Hay un elemento histórico muy importante que explica el uso de este color, pero también otros de carácter práctico

Vamos a pedirte que uses un poco la imaginación, pero prometemos que el ejercicio es fácil. Veamos: Has comprado una entrada de cine para ver Wicked: Parte 2 o Avatar: Fuego y ceniza, son unos minutos antes de que empiece la proyección, así que pasas a la sala, buscas tu asiento y te pones cómoda. ¿De qué color es la butaca?

Seguro que tu respuesta ha sido "roja". Hay excepciones, claro, pero, normalmente, ese color es el elegido para revestir los asientos de las salas.
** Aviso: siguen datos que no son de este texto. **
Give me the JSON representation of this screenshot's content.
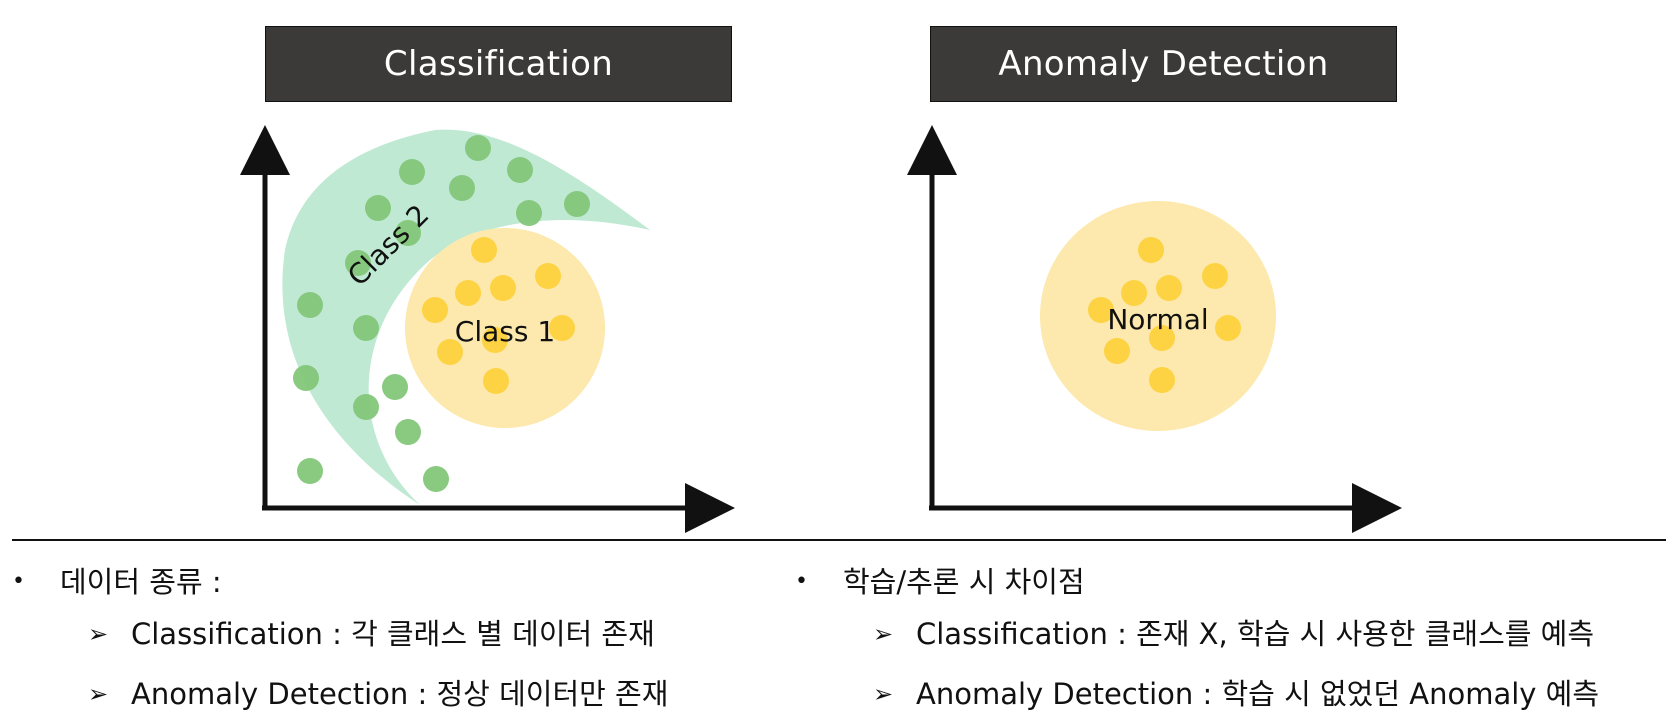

Pero, ¿qué razón hay detrás de esta tradición? Todos nos hemos hecho esta pregunta, al menos, una vez: ¿Por qué las butacas del cine son rojas?

El lujo del color rojo

El origen se remonta al siglo XIX, cuando la ópera experimentó un nuevo esplendor. Los teatros estaban decorados en colores muy ricos: rojo y dorado. El rojo, en concreto, se ha asociado en el pasado con riqueza, poder y prestigio y la ópera era un evento social para las clases altas -luego también llegó, con espectáculos menos grandes, a la gente común-. Es decir, que los teatros querían reflejar el lujo y la grandeza.

Esta tradición de los teatros se trasladó a las salas de cine que empezaron a construirse en el siglo XX. Es más, hubo casos en los que los teatros que habían albergado óperas y otras representaciones se convirtieron en salas de proyección, con sus butacas rojas ya instaladas.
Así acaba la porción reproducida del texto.